Personal possessions that once belonged to a young naval officer who was part of a two-year expedition to the North Pole in 1875 are to be sold in a London auction this week.
On May 29, 1875, Captain Sir George Nares led an expedition on board the Discovery and the Alert to the Canadian arctic, with the intention of reaching the North Pole. On board HMS Discovery was a young naval officer named Reginald Baldwin Fulford, whose possessions have been passed by descent in his family, and have now been consigned for sale in Forum Auctions‘ Fine Books, Manuscripts and Works on Paper on September 26.

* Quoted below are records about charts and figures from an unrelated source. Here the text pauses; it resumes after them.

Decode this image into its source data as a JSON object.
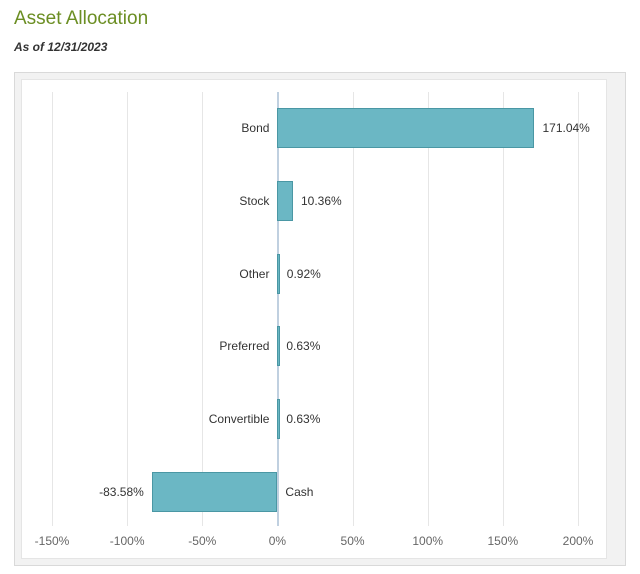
{
  "title": "Asset Allocation",
  "title_color": "#6b8e23",
  "asof_prefix": "As of ",
  "asof_date": "12/31/2023",
  "chart": {
    "type": "bar-horizontal",
    "xmin": -150,
    "xmax": 200,
    "xtick_step": 50,
    "bar_fill": "#6bb7c4",
    "bar_stroke": "#4a97a4",
    "grid_color": "#e6e6e6",
    "zero_line_color": "#c0d0e0",
    "background": "#ffffff",
    "label_fontsize": 12,
    "tick_fontsize": 12,
    "tick_color": "#666666",
    "label_color": "#333333",
    "tick_suffix": "%",
    "rows": [
      {
        "category": "Bond",
        "value": 171.04,
        "display": "171.04%"
      },
      {
        "category": "Stock",
        "value": 10.36,
        "display": "10.36%"
      },
      {
        "category": "Other",
        "value": 0.92,
        "display": "0.92%"
      },
      {
        "category": "Preferred",
        "value": 0.63,
        "display": "0.63%"
      },
      {
        "category": "Convertible",
        "value": 0.63,
        "display": "0.63%"
      },
      {
        "category": "Cash",
        "value": -83.58,
        "display": "-83.58%"
      }
    ],
    "xticks": [
      {
        "v": -150,
        "label": "-150%"
      },
      {
        "v": -100,
        "label": "-100%"
      },
      {
        "v": -50,
        "label": "-50%"
      },
      {
        "v": 0,
        "label": "0%"
      },
      {
        "v": 50,
        "label": "50%"
      },
      {
        "v": 100,
        "label": "100%"
      },
      {
        "v": 150,
        "label": "150%"
      },
      {
        "v": 200,
        "label": "200%"
      }
    ]
  }
}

The expedition managed to reach the hitherto most northerly point in the Canadian arctic, and chartered almost 400km of unknown coastline. A party led by Cdr. A.H. Markham made an attempt to reach the pole, before turning back due to ice drift and rough conditions.
First of the eight lots in the sale is a superb photograph album compiled by the 24-year-old Lieutenant, comprising 56 albumen prints, many (if not all) of which are by Thomas Mitchell, the paymaster in H.M.S. Discovery.
An amateur photographer, Mitchell was trained at the request of Captain Nares at the Army School of Photography in Chatham especially for this expedition. The images include groups of ‘Eskimeau’ and native women and views of the ice-bound ships, sledging parties, the crew and their dogs etc. The lot carries an estimate of £3,000-4,000.
The most highly priced item, and the most iconic, is the original sledge flag used by Fulford on his exploratory missions. The large metre-long blue silk swallowtail flag carries the rather apt embroidered legend ‘Bear up‘.
In Captain Sir George Nares’ own account of his expedition, published in 1878, he wrote: “On the 15th [July 1876] Lieutenant Fulford crossed Hall’s Basin from Polaris to Discovery Bay and found the ice stationary until he arrived within two miles of the west shore; there he came to broken-up ice in motion, across which he had difficulty in reaching the shore with his sledge crew.” This unique piece of polar ephemera is estimated to fetch £4,000-6,000.
Other personal effects include his snow glasses, which carry an estimate of £400-600; a tea cup and saucer plus coffee cup and saucer used in the British Arctic Expedition, estimated at £400-600; and the Arctic Medal, awarded to Fulford, estimated at £2,000-3,000.